En ce qui concerne la décarbonation, je suis tout à fait prêt à creuser la question. Hélas, certains amendements ont été déclarés irrecevables. Étant un fervent défenseur du droit d'amender, je regrette que les propositions n'ayant qu'un lien indirect – voire très indirect – avec le texte ne bénéficient pas d'une tolérance plus grande, même si, en l'occurrence, cela m'arrange un peu. Cela permettrait au moins de débattre de certaines questions. D'ailleurs, nous avions déposé des amendements semblables dans le cadre du projet de loi de finances, et, rassurez-vous, ils avaient été eux aussi rejetés.
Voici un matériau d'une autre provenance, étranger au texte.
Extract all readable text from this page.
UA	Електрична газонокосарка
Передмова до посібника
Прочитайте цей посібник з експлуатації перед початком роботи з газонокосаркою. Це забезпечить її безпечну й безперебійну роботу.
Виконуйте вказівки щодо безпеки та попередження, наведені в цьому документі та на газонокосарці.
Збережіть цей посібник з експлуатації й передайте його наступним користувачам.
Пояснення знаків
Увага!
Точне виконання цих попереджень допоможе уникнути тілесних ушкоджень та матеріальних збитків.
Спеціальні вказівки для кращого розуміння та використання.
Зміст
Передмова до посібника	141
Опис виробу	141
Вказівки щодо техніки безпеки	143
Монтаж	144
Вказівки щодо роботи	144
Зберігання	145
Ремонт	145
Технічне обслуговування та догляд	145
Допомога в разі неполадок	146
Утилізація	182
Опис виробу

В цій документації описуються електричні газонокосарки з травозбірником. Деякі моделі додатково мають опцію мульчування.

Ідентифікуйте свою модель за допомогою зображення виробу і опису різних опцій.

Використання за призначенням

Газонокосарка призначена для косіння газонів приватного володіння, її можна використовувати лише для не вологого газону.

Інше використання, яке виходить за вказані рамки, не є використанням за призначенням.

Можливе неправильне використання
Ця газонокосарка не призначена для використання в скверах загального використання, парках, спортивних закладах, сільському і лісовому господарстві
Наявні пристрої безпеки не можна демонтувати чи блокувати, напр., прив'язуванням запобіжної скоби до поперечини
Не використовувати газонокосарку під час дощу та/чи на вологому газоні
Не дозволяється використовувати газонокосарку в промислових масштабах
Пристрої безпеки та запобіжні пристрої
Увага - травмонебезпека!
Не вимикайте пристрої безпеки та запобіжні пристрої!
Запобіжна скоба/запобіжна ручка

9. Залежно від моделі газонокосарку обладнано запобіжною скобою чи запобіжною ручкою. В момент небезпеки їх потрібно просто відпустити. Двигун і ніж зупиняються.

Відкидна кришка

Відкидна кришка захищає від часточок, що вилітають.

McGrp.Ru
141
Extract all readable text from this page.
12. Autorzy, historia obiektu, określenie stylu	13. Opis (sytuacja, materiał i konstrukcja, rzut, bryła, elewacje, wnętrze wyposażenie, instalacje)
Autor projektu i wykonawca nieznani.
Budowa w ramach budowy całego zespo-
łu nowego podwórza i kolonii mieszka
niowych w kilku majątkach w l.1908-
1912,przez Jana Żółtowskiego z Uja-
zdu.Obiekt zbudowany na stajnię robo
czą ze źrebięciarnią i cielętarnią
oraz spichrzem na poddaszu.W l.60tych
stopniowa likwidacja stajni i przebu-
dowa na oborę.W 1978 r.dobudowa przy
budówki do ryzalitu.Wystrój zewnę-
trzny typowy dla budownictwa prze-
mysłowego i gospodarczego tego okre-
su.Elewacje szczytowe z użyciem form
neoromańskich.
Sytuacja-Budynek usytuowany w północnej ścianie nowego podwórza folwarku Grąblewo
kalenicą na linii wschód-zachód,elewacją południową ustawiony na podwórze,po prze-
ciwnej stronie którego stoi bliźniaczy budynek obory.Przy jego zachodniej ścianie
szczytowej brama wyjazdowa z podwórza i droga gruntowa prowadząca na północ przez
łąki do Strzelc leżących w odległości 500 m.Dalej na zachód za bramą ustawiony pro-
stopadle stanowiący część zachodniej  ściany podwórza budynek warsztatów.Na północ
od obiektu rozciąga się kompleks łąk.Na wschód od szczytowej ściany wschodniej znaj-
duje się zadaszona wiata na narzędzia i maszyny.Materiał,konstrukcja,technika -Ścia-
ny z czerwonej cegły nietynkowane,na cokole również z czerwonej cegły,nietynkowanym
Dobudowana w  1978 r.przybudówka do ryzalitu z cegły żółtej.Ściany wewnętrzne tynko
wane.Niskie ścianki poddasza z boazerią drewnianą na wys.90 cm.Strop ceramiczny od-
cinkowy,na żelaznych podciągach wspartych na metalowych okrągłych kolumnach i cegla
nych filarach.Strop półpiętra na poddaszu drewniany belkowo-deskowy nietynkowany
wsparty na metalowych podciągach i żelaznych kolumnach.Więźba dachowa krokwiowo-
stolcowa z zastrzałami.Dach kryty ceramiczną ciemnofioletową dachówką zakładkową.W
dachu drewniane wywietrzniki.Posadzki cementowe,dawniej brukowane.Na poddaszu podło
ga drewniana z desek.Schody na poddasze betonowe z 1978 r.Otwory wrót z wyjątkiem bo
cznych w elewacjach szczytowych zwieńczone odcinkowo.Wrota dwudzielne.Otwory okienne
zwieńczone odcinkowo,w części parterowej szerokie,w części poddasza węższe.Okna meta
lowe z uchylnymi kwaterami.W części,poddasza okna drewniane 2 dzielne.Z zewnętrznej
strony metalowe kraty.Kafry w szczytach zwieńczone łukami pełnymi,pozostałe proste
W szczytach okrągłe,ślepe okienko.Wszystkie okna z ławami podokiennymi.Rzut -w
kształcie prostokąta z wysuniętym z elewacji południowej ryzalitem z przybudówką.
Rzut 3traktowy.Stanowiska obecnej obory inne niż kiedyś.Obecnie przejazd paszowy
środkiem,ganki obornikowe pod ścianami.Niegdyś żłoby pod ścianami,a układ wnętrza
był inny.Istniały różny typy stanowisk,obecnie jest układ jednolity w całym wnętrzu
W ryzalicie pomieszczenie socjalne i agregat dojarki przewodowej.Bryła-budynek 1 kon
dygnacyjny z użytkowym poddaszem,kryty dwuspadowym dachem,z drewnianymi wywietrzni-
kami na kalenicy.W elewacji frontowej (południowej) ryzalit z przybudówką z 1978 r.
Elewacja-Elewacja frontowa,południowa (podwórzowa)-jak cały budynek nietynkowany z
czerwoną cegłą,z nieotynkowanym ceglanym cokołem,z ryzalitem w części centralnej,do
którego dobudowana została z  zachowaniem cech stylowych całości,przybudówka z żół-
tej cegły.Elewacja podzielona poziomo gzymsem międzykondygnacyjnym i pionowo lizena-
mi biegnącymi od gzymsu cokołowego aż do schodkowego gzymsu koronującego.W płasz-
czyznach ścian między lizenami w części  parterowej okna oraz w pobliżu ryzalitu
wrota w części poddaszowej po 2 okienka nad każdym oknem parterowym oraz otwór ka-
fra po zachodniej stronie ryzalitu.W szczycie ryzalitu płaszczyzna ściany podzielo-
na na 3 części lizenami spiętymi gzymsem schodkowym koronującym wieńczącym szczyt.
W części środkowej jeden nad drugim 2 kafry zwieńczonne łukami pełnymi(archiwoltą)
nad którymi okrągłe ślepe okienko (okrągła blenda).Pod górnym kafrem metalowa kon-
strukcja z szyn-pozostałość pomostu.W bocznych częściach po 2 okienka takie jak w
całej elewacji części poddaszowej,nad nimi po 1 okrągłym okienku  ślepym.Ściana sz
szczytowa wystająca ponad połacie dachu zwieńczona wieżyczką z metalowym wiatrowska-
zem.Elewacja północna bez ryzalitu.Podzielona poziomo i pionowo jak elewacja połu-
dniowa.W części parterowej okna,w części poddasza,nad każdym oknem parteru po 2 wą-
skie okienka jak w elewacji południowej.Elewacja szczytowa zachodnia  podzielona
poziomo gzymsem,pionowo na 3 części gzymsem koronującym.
Madame Arrighi, le chiffre que vous avez donné est effectivement le plus parlant : l'aller-retour Paris-Nice équivaut à la consommation d'une voiture pendant un an. Cela résume parfaitement l'injustice qu'il y a entre ceux qui font des efforts, qui sont contraints de prendre leur voiture et de polluer car il n'y a pas de transports publics suffisants, ponctuels, fiables et sécurisés – ceux-là, on les culpabilise – et ceux qui se permettent de faire des trajets complètement superflus alors qu'ils pourraient emprunter des avions de ligne – je ne parle même pas de prendre le train. C'est une question de réduction des émissions de CO2, mais c'est aussi et d'abord une question de justice.

Monsieur Wulfranc, toutes mes excuses : c'est vrai, cette proposition de loi n'est pas assez radicale, et même carrément minimaliste ! Disons que c'est l'écologie des petits gestes : on fait ce qu'on peut…

Les membres du Gouvernement ont exprimé des positions très diverses sur la question. M. Véran a reconnu qu'il y avait deux poids, deux mesures entre les Français qui font des efforts et les ultrariches qui en sont complètement exemptés. M. Beaune, ministre délégué chargé des transports, en a tiré la conclusion qu'il fallait réguler. La Première ministre a déclaré qu'elle comptait sur l'exemplarité des propriétaires de jets, ce qui n'a pas marché. Compte tenu de cette diversité de positions, j'enjoins mes collègues de la majorité à retrouver leur autonomie de vote.